The Old English word used was binn(e), which is the direct ancestor of our word, "bin." This is a good equivalent of the word we're used to seeing, "manger," though "manger" comes from later French. In either case, we're talking about a solid feed trough. Of course, after the Norman Conquest, literary Old English died out, and nobody looked at the Anglo-Saxon translations again until early modern times.
John Wycliffe, in the 1300's, uses the word cratche. We're used to seeing this word in its French form, creche, referring to a nativity scene. The outdoor nativity scene was invented by St. Francis of Assisi around 1200. So the word -- and the scene -- would be current by Wycliffe's time. Please note that a cratch (later English spelling) is not a solid trough, but a wooden rack for holding hay.

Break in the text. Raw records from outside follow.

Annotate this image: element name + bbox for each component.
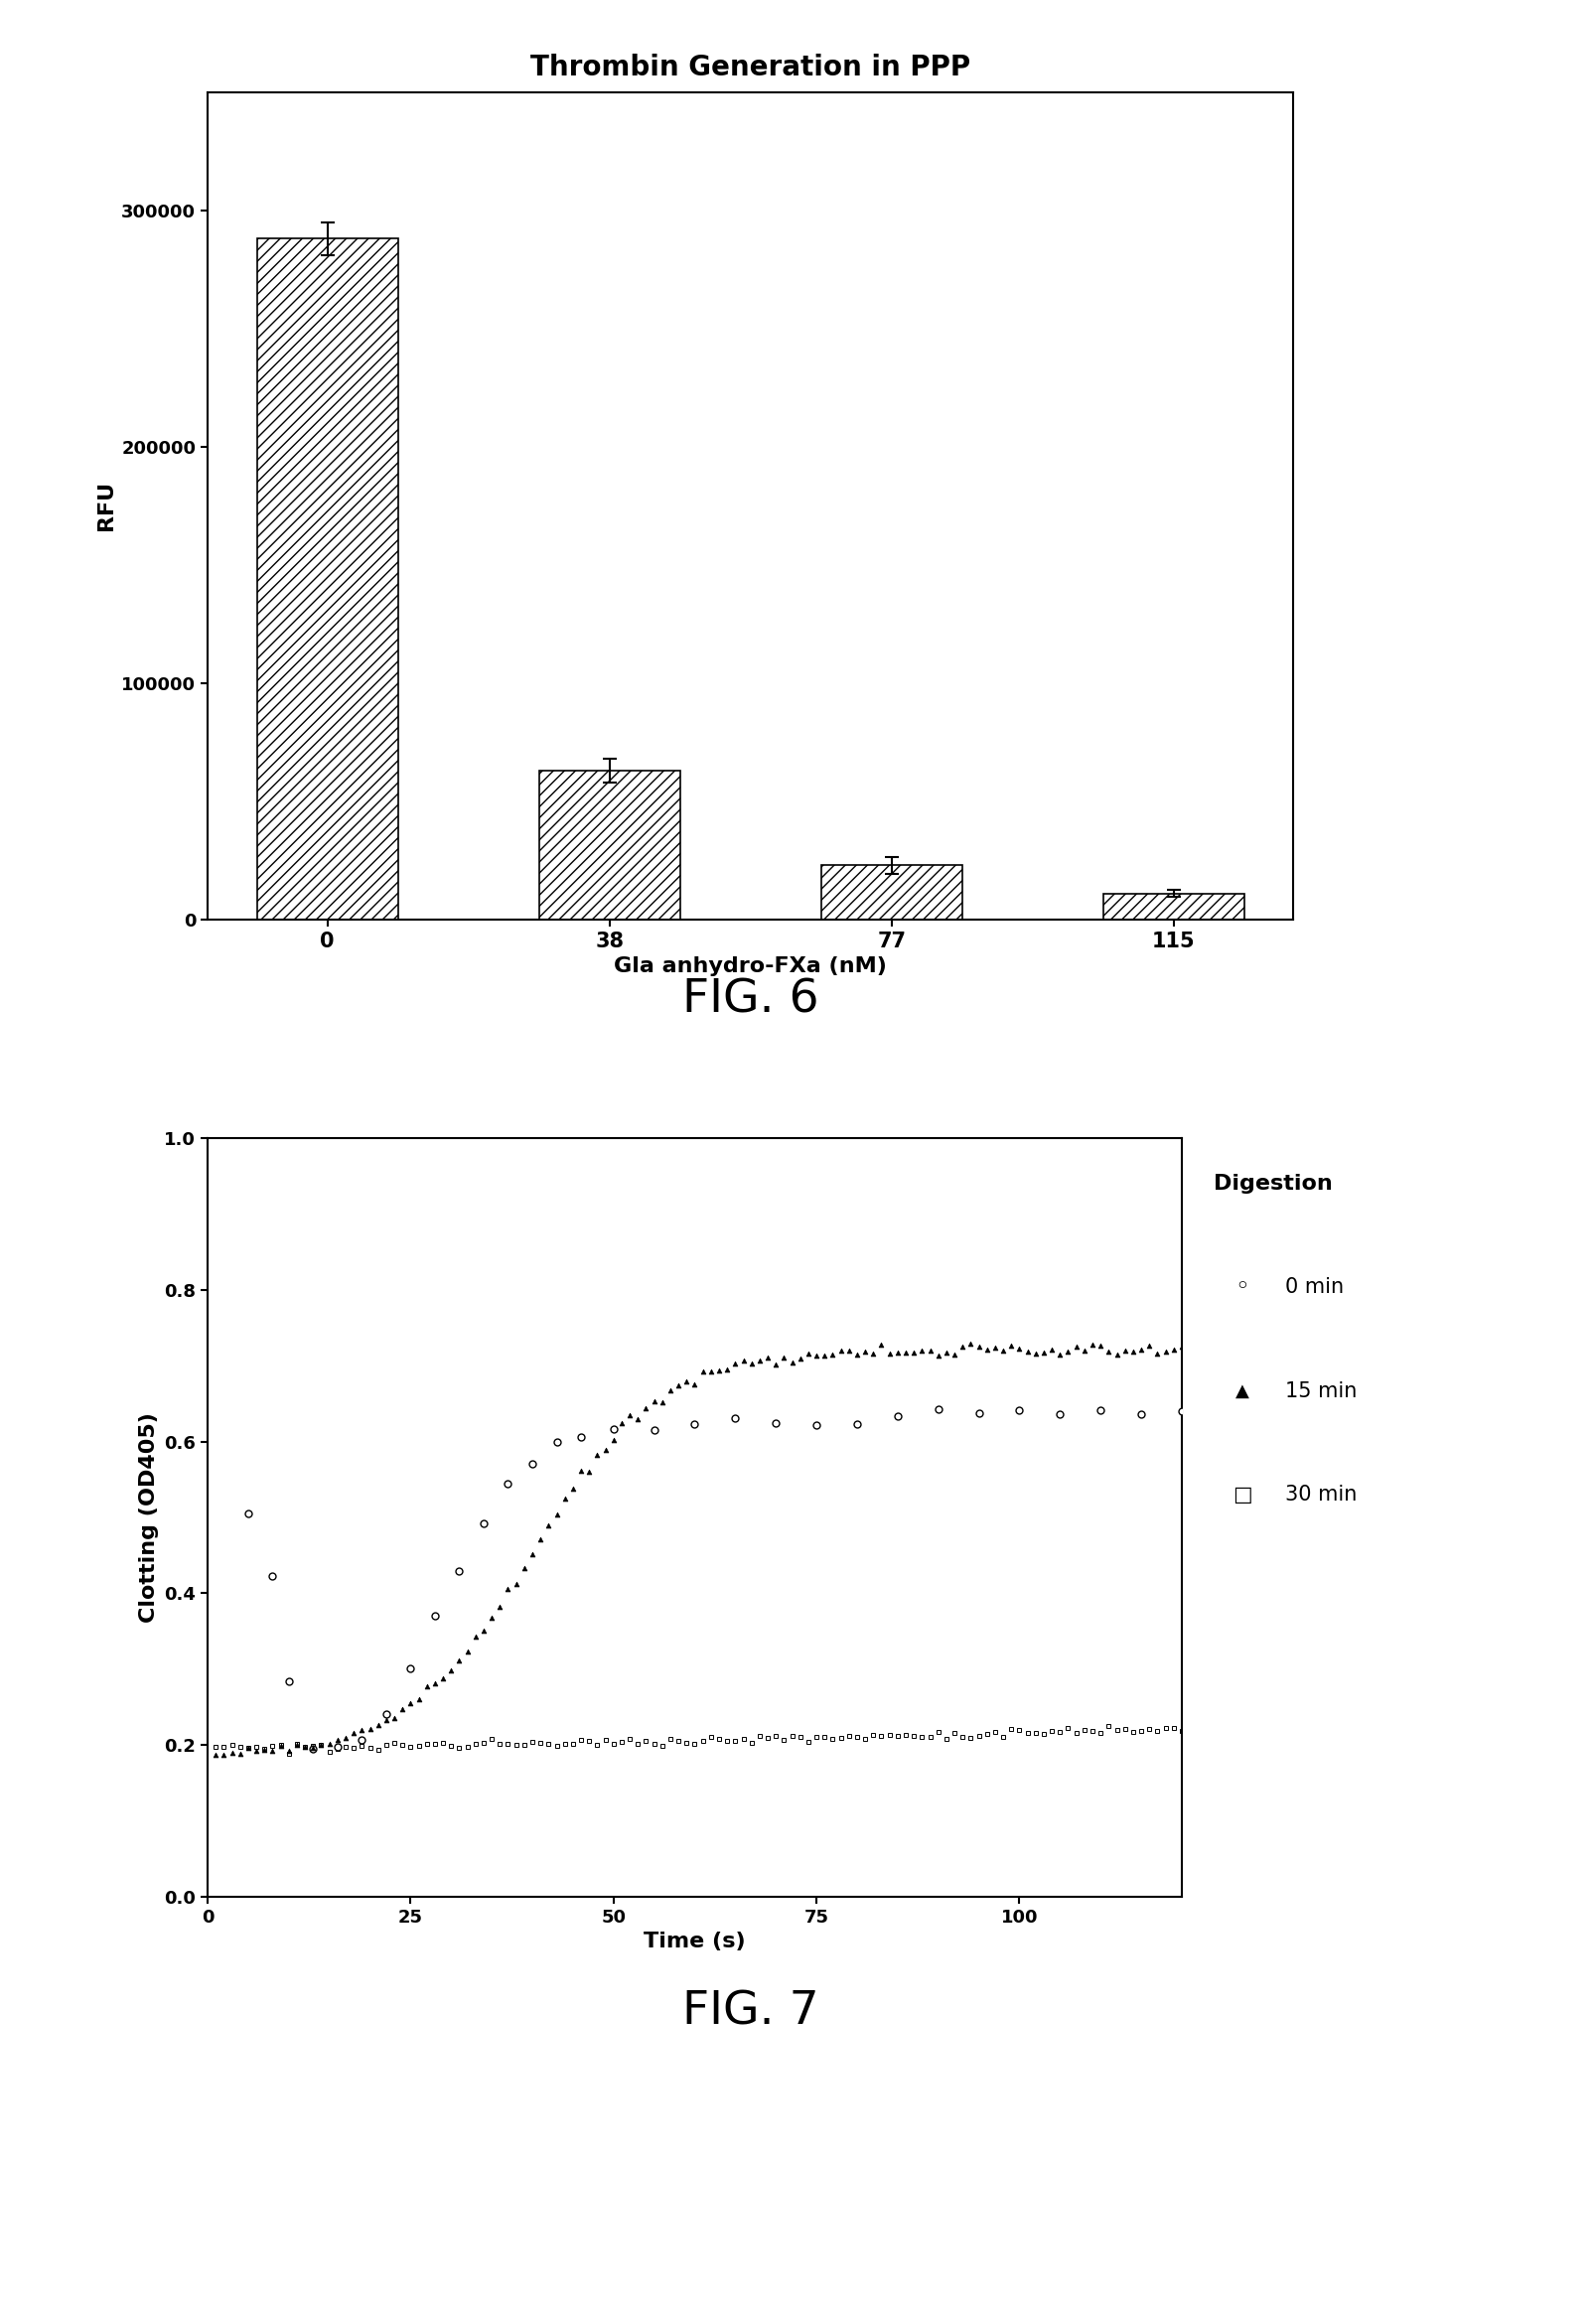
Text: 0 min: 0 min	[1285, 1278, 1344, 1297]
0 min	[685, 1412, 704, 1439]
0 min	[498, 1469, 517, 1497]
30 min	[1156, 1715, 1175, 1743]
Bar	[1103, 894, 1243, 920]
0 min	[522, 1451, 541, 1478]
15 min	[417, 1671, 436, 1699]
30 min	[417, 1731, 436, 1759]
30 min	[977, 1720, 996, 1747]
0 min	[279, 1667, 298, 1694]
0 min	[401, 1655, 420, 1683]
Text: ▲: ▲	[1235, 1382, 1248, 1400]
0 min	[353, 1727, 372, 1754]
X-axis label: Time (s): Time (s)	[643, 1931, 745, 1952]
0 min	[263, 1561, 282, 1589]
Y-axis label: Clotting (OD405): Clotting (OD405)	[139, 1412, 158, 1623]
0 min	[425, 1602, 444, 1630]
Text: FIG. 6: FIG. 6	[681, 977, 819, 1023]
Y-axis label: RFU: RFU	[96, 480, 117, 531]
0 min	[929, 1395, 948, 1423]
30 min	[750, 1722, 769, 1750]
0 min	[571, 1423, 591, 1451]
0 min	[1090, 1395, 1109, 1423]
30 min	[206, 1733, 225, 1761]
0 min	[645, 1416, 664, 1444]
X-axis label: Gla anhydro-FXa (nM): Gla anhydro-FXa (nM)	[614, 956, 886, 977]
30 min	[1098, 1713, 1117, 1740]
0 min	[238, 1499, 257, 1527]
0 min	[303, 1736, 322, 1763]
30 min	[1171, 1717, 1191, 1745]
Line: 15 min: 15 min	[214, 1340, 1184, 1756]
0 min	[1132, 1400, 1151, 1428]
0 min	[847, 1409, 867, 1437]
Bar	[820, 864, 961, 920]
Text: ◦: ◦	[1234, 1276, 1250, 1299]
30 min	[474, 1729, 493, 1756]
Line: 30 min: 30 min	[214, 1724, 1184, 1756]
15 min	[879, 1340, 899, 1368]
15 min	[206, 1740, 225, 1768]
0 min	[725, 1405, 744, 1432]
30 min	[279, 1740, 298, 1768]
Line: 0 min: 0 min	[244, 1405, 1184, 1752]
0 min	[1171, 1398, 1191, 1425]
0 min	[474, 1510, 493, 1538]
Text: □: □	[1232, 1485, 1251, 1504]
0 min	[1009, 1395, 1028, 1423]
0 min	[603, 1414, 622, 1441]
0 min	[327, 1733, 346, 1761]
Title: Thrombin Generation in PPP: Thrombin Generation in PPP	[530, 53, 970, 80]
Bar	[539, 770, 680, 920]
0 min	[887, 1402, 907, 1430]
15 min	[1156, 1338, 1175, 1366]
0 min	[547, 1428, 567, 1455]
15 min	[474, 1616, 493, 1644]
0 min	[766, 1409, 785, 1437]
15 min	[961, 1329, 980, 1356]
Text: 15 min: 15 min	[1285, 1382, 1357, 1400]
0 min	[969, 1400, 988, 1428]
15 min	[750, 1347, 769, 1375]
30 min	[879, 1722, 899, 1750]
0 min	[806, 1412, 825, 1439]
Text: 30 min: 30 min	[1285, 1485, 1357, 1504]
15 min	[214, 1740, 233, 1768]
0 min	[377, 1699, 396, 1727]
15 min	[1171, 1333, 1191, 1361]
Bar	[257, 239, 397, 920]
0 min	[450, 1556, 469, 1584]
15 min	[985, 1333, 1004, 1361]
Text: Digestion: Digestion	[1213, 1175, 1331, 1193]
0 min	[1050, 1400, 1069, 1428]
Text: FIG. 7: FIG. 7	[681, 1989, 819, 2035]
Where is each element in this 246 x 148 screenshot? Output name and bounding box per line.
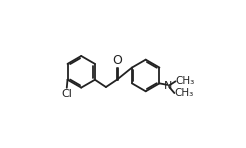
Text: CH₃: CH₃ — [175, 88, 194, 98]
Text: N: N — [164, 81, 173, 91]
Text: O: O — [113, 54, 123, 66]
Text: CH₃: CH₃ — [176, 76, 195, 86]
Text: Cl: Cl — [61, 89, 72, 99]
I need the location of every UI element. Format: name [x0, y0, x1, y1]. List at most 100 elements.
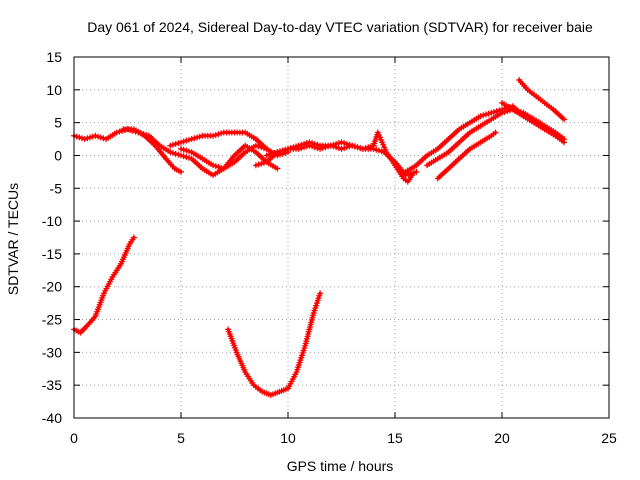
y-tick-label: 5: [54, 115, 62, 131]
data-point: [167, 149, 174, 156]
data-series-arc-2: [120, 126, 184, 175]
data-point: [255, 161, 262, 168]
data-point: [341, 140, 348, 147]
y-tick-label: -25: [42, 312, 62, 328]
data-point: [175, 151, 182, 158]
y-tick-label: -10: [42, 213, 62, 229]
data-point: [333, 140, 340, 147]
data-point: [116, 128, 123, 135]
data-series-arc-10: [424, 106, 568, 169]
data-point: [330, 141, 337, 148]
data-point: [95, 133, 102, 140]
data-point: [188, 136, 195, 143]
y-tick-label: -5: [50, 180, 63, 196]
data-point: [561, 136, 568, 143]
data-point: [293, 143, 300, 150]
data-point: [271, 149, 278, 156]
data-point: [180, 146, 187, 153]
data-point: [183, 154, 190, 161]
data-point: [285, 145, 291, 152]
data-point: [327, 142, 334, 149]
data-point: [183, 137, 190, 144]
chart-title: Day 061 of 2024, Sidereal Day-to-day VTE…: [87, 19, 593, 35]
data-point: [191, 135, 198, 142]
data-point: [194, 134, 201, 141]
data-point: [212, 131, 219, 138]
data-point: [212, 163, 219, 170]
data-point: [178, 145, 184, 152]
data-point: [359, 145, 366, 152]
x-tick-label: 25: [601, 430, 617, 446]
y-tick-label: -30: [42, 344, 62, 360]
data-point: [169, 149, 176, 156]
data-point: [97, 134, 104, 141]
y-tick-label: 15: [46, 49, 62, 65]
x-tick-label: 0: [70, 430, 78, 446]
data-point: [130, 234, 137, 241]
x-tick-label: 10: [280, 430, 296, 446]
data-point: [301, 140, 308, 147]
data-point: [180, 138, 187, 145]
data-point: [338, 139, 345, 146]
data-point: [210, 162, 217, 169]
data-point: [317, 290, 324, 297]
data-point: [306, 139, 313, 146]
y-tick-label: -15: [42, 246, 62, 262]
data-point: [309, 140, 316, 147]
data-point: [413, 168, 420, 175]
data-point: [92, 132, 99, 139]
data-point: [79, 135, 86, 142]
data-point: [276, 148, 283, 155]
data-point: [113, 129, 120, 136]
data-point: [343, 140, 350, 147]
data-point: [490, 108, 497, 115]
data-points: [71, 76, 568, 399]
data-series-arc-1: [71, 126, 152, 143]
data-point: [287, 145, 294, 152]
y-tick-label: -35: [42, 377, 62, 393]
data-point: [178, 152, 184, 159]
data-point: [252, 162, 259, 169]
x-tick-label: 5: [177, 430, 185, 446]
data-point: [172, 150, 179, 157]
data-point: [314, 141, 321, 148]
data-series-arc-12: [499, 99, 568, 143]
data-series-arc-8: [370, 129, 416, 185]
data-point: [335, 140, 342, 147]
data-point: [499, 109, 505, 116]
data-point: [338, 145, 345, 152]
data-point: [282, 146, 289, 153]
data-point: [258, 144, 265, 151]
data-point: [196, 133, 203, 140]
data-series-arc-14: [71, 234, 137, 336]
y-axis-label: SDTVAR / TECUs: [5, 183, 21, 295]
data-point: [178, 139, 184, 146]
data-point: [260, 159, 267, 166]
data-point: [186, 154, 193, 161]
x-tick-label: 20: [494, 430, 510, 446]
data-point: [354, 144, 361, 151]
data-point: [373, 146, 380, 153]
data-point: [266, 151, 273, 158]
data-point: [186, 136, 193, 143]
data-point: [378, 148, 385, 155]
data-point: [349, 142, 356, 149]
data-point: [346, 141, 353, 148]
grid-lines: [74, 57, 609, 418]
data-point: [172, 140, 179, 147]
data-point: [303, 140, 310, 147]
data-point: [255, 143, 262, 150]
data-point: [365, 144, 372, 151]
data-series-arc-13: [516, 76, 568, 123]
data-series-arc-5: [178, 142, 270, 172]
data-point: [169, 141, 176, 148]
data-point: [274, 149, 281, 156]
data-point: [357, 145, 364, 152]
data-point: [295, 142, 302, 149]
y-tick-label: 0: [54, 147, 62, 163]
data-point: [482, 111, 489, 118]
data-point: [375, 147, 382, 154]
axis-ticks: 0 5 10 15 20 25 -40 -35 -30 -25 -20 -15 -10 -5 0 5 10 15: [42, 49, 617, 446]
x-tick-label: 15: [387, 430, 403, 446]
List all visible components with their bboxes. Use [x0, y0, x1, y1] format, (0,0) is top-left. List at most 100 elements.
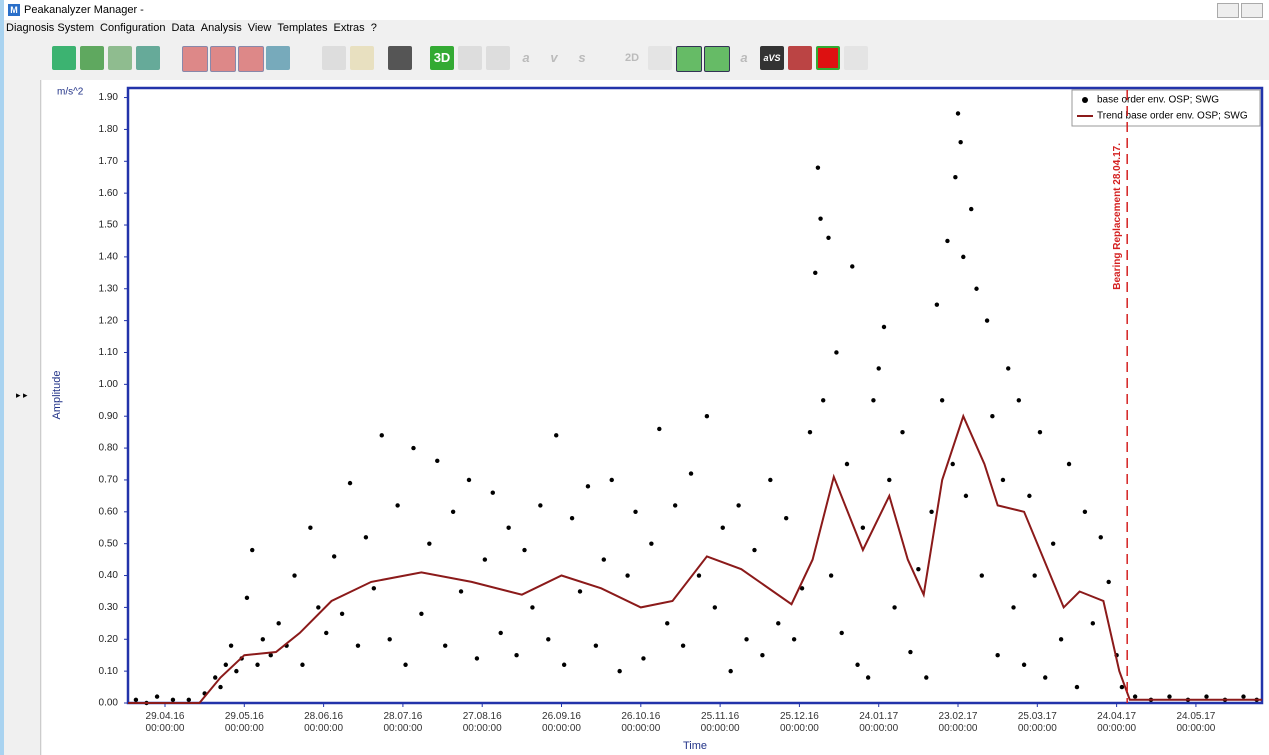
tool-list[interactable] — [704, 46, 730, 72]
data-point — [379, 433, 384, 438]
data-point — [244, 595, 250, 601]
y-tick-label: 1.00 — [99, 379, 119, 390]
tool-clipboard[interactable] — [350, 46, 374, 70]
data-point — [688, 471, 694, 476]
tool-a[interactable]: a — [522, 50, 530, 65]
data-point — [133, 697, 139, 703]
side-panel: ▸ ▸ — [4, 80, 41, 755]
menu-item[interactable]: Templates — [277, 22, 328, 34]
expand-arrows[interactable]: ▸ ▸ — [16, 390, 28, 400]
tool-cursor[interactable] — [210, 46, 236, 72]
menu-item[interactable]: View — [247, 22, 272, 34]
data-point — [538, 503, 543, 508]
data-point — [1043, 675, 1048, 680]
legend-marker — [1082, 97, 1088, 103]
x-tick-label: 28.07.16 00:00:00 — [383, 711, 423, 734]
data-point — [929, 509, 934, 515]
plot-frame — [126, 86, 1264, 705]
data-point — [834, 350, 839, 355]
menu-item[interactable]: Configuration — [100, 22, 166, 34]
tool-add[interactable] — [844, 46, 868, 70]
tool-zoom-in[interactable] — [80, 46, 104, 70]
data-point — [1204, 694, 1209, 699]
toolbar: 3D a v s 2D a aVS — [52, 46, 952, 74]
data-point — [387, 637, 392, 642]
x-tick-label: 27.08.16 00:00:00 — [462, 711, 502, 734]
tool-report[interactable] — [788, 46, 812, 70]
tool-v[interactable]: v — [550, 50, 558, 65]
tool-3d[interactable]: 3D — [430, 46, 454, 70]
minimize-button[interactable] — [1217, 3, 1239, 18]
data-point — [514, 653, 519, 658]
x-tick-label: 29.05.16 00:00:00 — [224, 711, 264, 734]
tool-a[interactable]: a — [740, 50, 748, 65]
y-tick-label: 1.70 — [99, 156, 119, 167]
data-point — [752, 547, 757, 553]
data-point — [961, 254, 966, 260]
data-point — [826, 235, 831, 240]
data-point — [939, 398, 945, 403]
data-point — [1011, 605, 1016, 610]
data-point — [403, 662, 408, 667]
menu-item[interactable]: Extras — [333, 22, 365, 34]
tool-zoom[interactable] — [108, 46, 132, 70]
data-point — [1098, 535, 1103, 540]
data-point — [776, 621, 781, 626]
menu-item[interactable]: Analysis — [200, 22, 242, 34]
tool-avs[interactable]: aVS — [760, 46, 784, 70]
data-point — [419, 611, 424, 616]
title-bar: M Peakanalyzer Manager - — [4, 0, 1269, 20]
data-point — [474, 656, 480, 661]
legend-label: Trend base order env. OSP; SWG — [1097, 111, 1248, 122]
y-axis-label: Amplitude — [51, 371, 63, 420]
data-point — [945, 238, 950, 244]
tool-waterfall[interactable] — [486, 46, 510, 70]
data-point — [601, 557, 607, 562]
tool-waterfall[interactable] — [458, 46, 482, 70]
tool-cursor[interactable] — [182, 46, 208, 72]
data-point — [844, 461, 850, 467]
data-point — [435, 458, 440, 464]
tool-print[interactable] — [388, 46, 412, 70]
x-axis-label: Time — [683, 740, 707, 752]
data-point — [186, 697, 191, 703]
data-point — [427, 541, 432, 546]
data-point — [799, 586, 805, 591]
maximize-button[interactable] — [1241, 3, 1263, 18]
data-point — [887, 477, 892, 483]
menu-item[interactable]: ? — [370, 22, 377, 34]
y-tick-label: 0.00 — [99, 698, 119, 709]
data-point — [818, 216, 823, 221]
data-point — [704, 414, 710, 419]
data-point — [363, 535, 369, 540]
tool-s[interactable]: s — [578, 50, 586, 65]
menu-item[interactable]: Data — [171, 22, 195, 34]
data-point — [649, 541, 654, 546]
data-point — [218, 684, 223, 690]
tool-fit[interactable] — [52, 46, 76, 70]
data-point — [506, 525, 511, 530]
tool-cursor[interactable] — [238, 46, 264, 72]
data-point — [223, 662, 229, 667]
tool-list[interactable] — [676, 46, 702, 72]
tool-window[interactable] — [648, 46, 672, 70]
menu-item[interactable]: Diagnosis System — [6, 22, 95, 34]
y-tick-label: 1.60 — [99, 188, 119, 199]
x-tick-label: 25.03.17 00:00:00 — [1017, 711, 1057, 734]
tool-pan[interactable] — [136, 46, 160, 70]
tool-alarm[interactable] — [816, 46, 840, 70]
data-point — [672, 503, 678, 508]
data-point — [1132, 694, 1138, 699]
tool-2d[interactable]: 2D — [624, 52, 640, 64]
data-point — [736, 503, 741, 508]
data-point — [813, 270, 818, 276]
tool-peak[interactable] — [266, 46, 290, 70]
tool-find[interactable] — [322, 46, 346, 70]
data-point — [1090, 621, 1096, 626]
data-point — [1066, 461, 1072, 467]
x-tick-label: 28.06.16 00:00:00 — [304, 711, 344, 734]
y-tick-label: 0.50 — [99, 538, 119, 549]
data-point — [490, 490, 495, 495]
data-point — [1241, 694, 1246, 699]
x-tick-label: 24.05.17 00:00:00 — [1176, 711, 1216, 734]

Either object -- a feed trough or a feed rack -- would do, but what in fact is this thing? Latin praesepium, which both English translations ultimately derive from, could mean several things, including "brothel" and "home turf." Leaving aside those improbable translations, the meaning we're thinking of would be "crib, manger, stall." That doesn't seem to resolve the issue, though; in fact, it expands it. So what was the original Greek that Jerome translated into Latin?
In the Greek NT, the word is phatne, and it can mean "manger." But it can also mean "stall." In outdoor contexts, it means "feeding-place." Which means that Luke may actually be saying that the baby was laid in the first floor stall, because there was no room upstairs in the main living quarters (contrasting phatne with kataluma, which refers to the "upper room" of the house). In other words, the infant's bed could have been made up on the floor, as Mary and Joseph's probably was. They may all have been occupying a swept-out stall in the overcrowded house. But, of course, they could also have appropriated whatever was handy for a baby bed.
The animals lodged with the family overnight were probably either donkey(s) or cattle. Both could be fed from either a trough (for grain) or a rack (for fodder). So, you pays your money and you takes your choice.